One of the highly reaction system-dependent components of the multi-level technique is the optimization algorithm used to choose \(n_\ell \), the number of samples required on each level. The algorithm should, of course, aim to provide the optimal number of simulations required on each level; we have followed Anderson and Higham (2012) in generating 100 initial simulations to guide this choice. However, the results in Table 9 show that the actual simulation time is different to that predicted by the optimization algorithm. In MATLAB, this is largely because code vectorization means that, for example, the CPU time per path when generating, say, 100 sample paths is different (and usually greater) than the CPU time per path when generating 1000 paths. As such, the optimization algorithm does not work as well for MATLAB vectorized code as it does for code implemented using C++, as it overestimates the simulation time: especially where very many simulations are required.
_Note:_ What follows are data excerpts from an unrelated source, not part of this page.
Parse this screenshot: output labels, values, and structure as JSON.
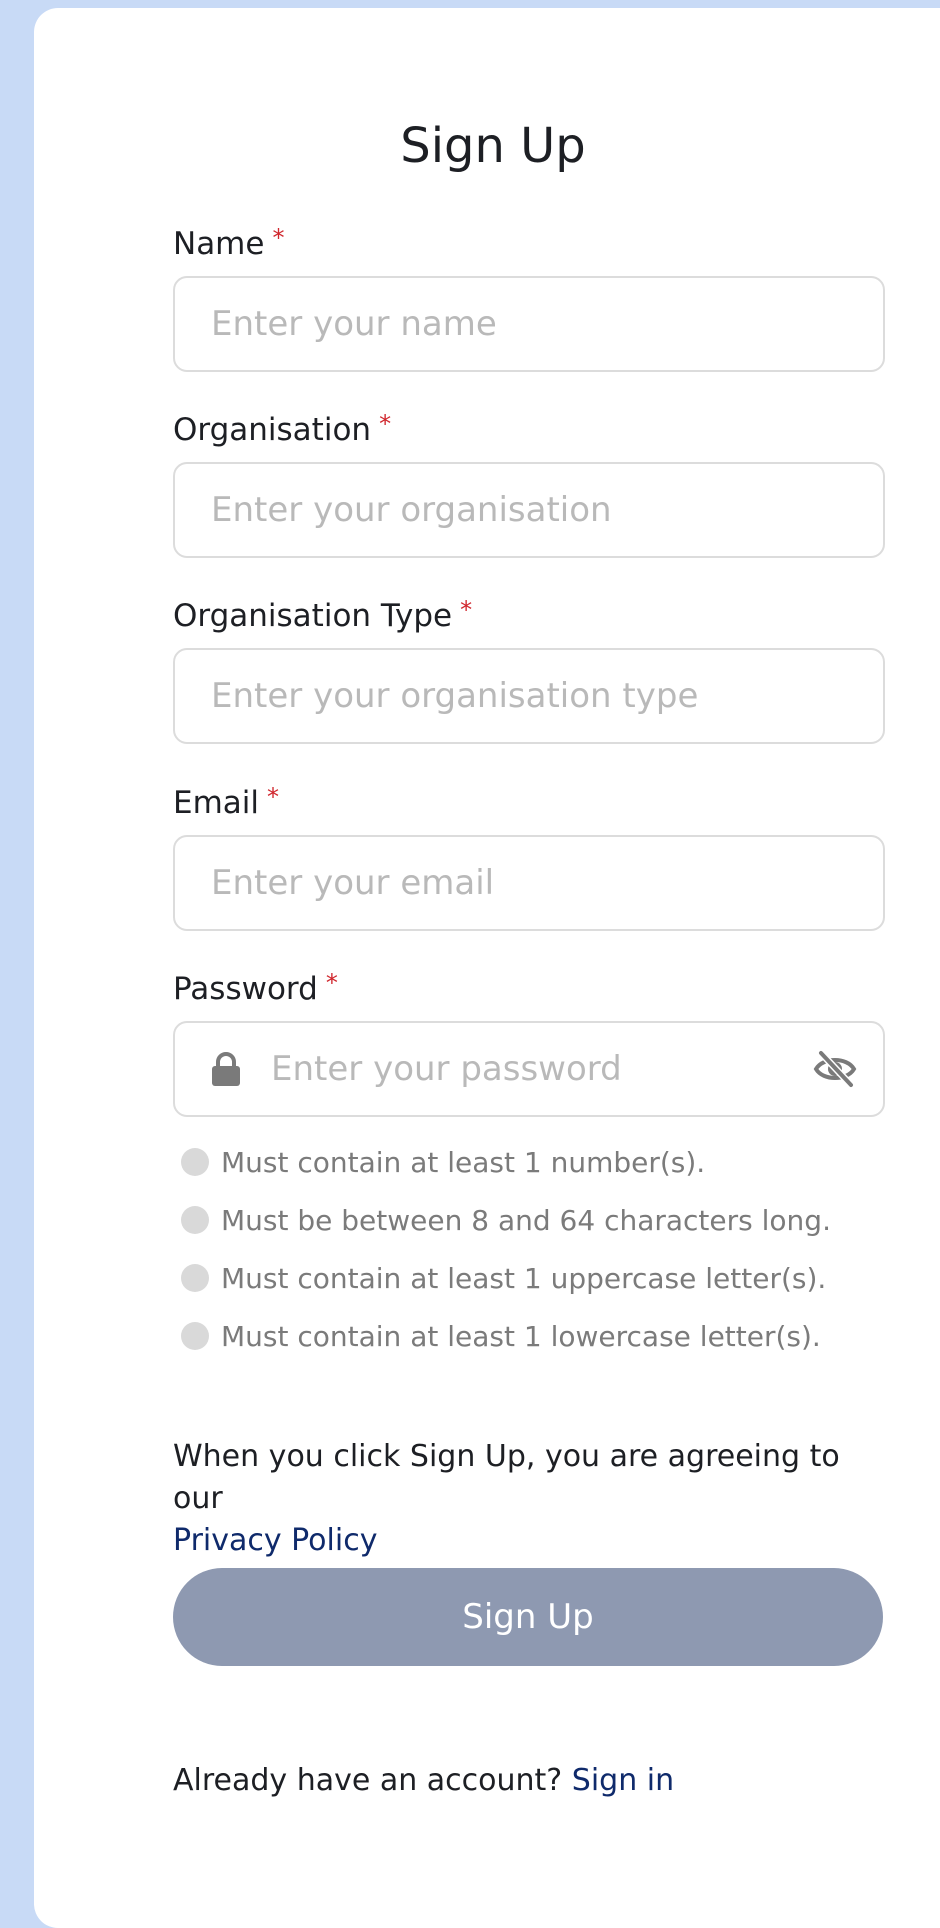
{
  "form": {
    "title": "Sign Up",
    "required_marker": "*",
    "fields": [
      {
        "label": "Name",
        "placeholder": "Enter your name",
        "value": ""
      },
      {
        "label": "Organisation",
        "placeholder": "Enter your organisation",
        "value": ""
      },
      {
        "label": "Organisation Type",
        "placeholder": "Enter your organisation type",
        "value": ""
      },
      {
        "label": "Email",
        "placeholder": "Enter your email",
        "value": ""
      },
      {
        "label": "Password",
        "placeholder": "Enter your password",
        "value": ""
      }
    ],
    "password_rules": [
      "Must contain at least 1 number(s).",
      "Must be between 8 and 64 characters long.",
      "Must contain at least 1 uppercase letter(s).",
      "Must contain at least 1 lowercase letter(s)."
    ],
    "agreement_text": "When you click Sign Up, you are agreeing to our",
    "privacy_link": "Privacy Policy",
    "submit_label": "Sign Up",
    "signin_prompt": "Already have an account?",
    "signin_link": "Sign in"
  },
  "icons": {
    "password_prefix": "lock-icon",
    "password_toggle": "eye-slash-icon"
  },
  "colors": {
    "page_background": "#c8daf6",
    "card_background": "#ffffff",
    "required": "#d0262d",
    "link": "#0f2a6b",
    "button_disabled": "#8e99b1",
    "rule_indicator": "#d9d9d9"
  }
}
7.3 Higher Order Estimators

In this manuscript, we have focussed on estimating only the mean and variance of a population within a chemical reaction network. The method can be naturally extended to estimate other summary statistics, for example, the signal-to-noise ratio. One particularly interesting challenge is to deal with systems which comprise multiple favourable states, such as the Schlogl system (Vellela and Qian 2009). In this case, the multi-level method can be used to estimate the r-th moments of the copy number, \(\mu _r = \mathbb {E}[X^r]\), for \(r = 1,\ldots ,C\). These moments can then be used to construct an approximate probability distribution for the copy number by using the Method of Moments (Kavehrad and Joseph 1986). We leave the details to a future work.

7.4 Summary

The multi-level method provides the potential for great savings to be made in the world of stochastic simulation of chemical systems. Although there are many intricacies associated with the method, many of them software- and system-dependent, the benefits of using multi-level approaches are enormous and open up the range of problems that can be fully explored using stochastic simulation. We have introduced a number of novel enhancements to the multi-level method which, we feel, make it easier to understand and implement, as well more computationally efficient.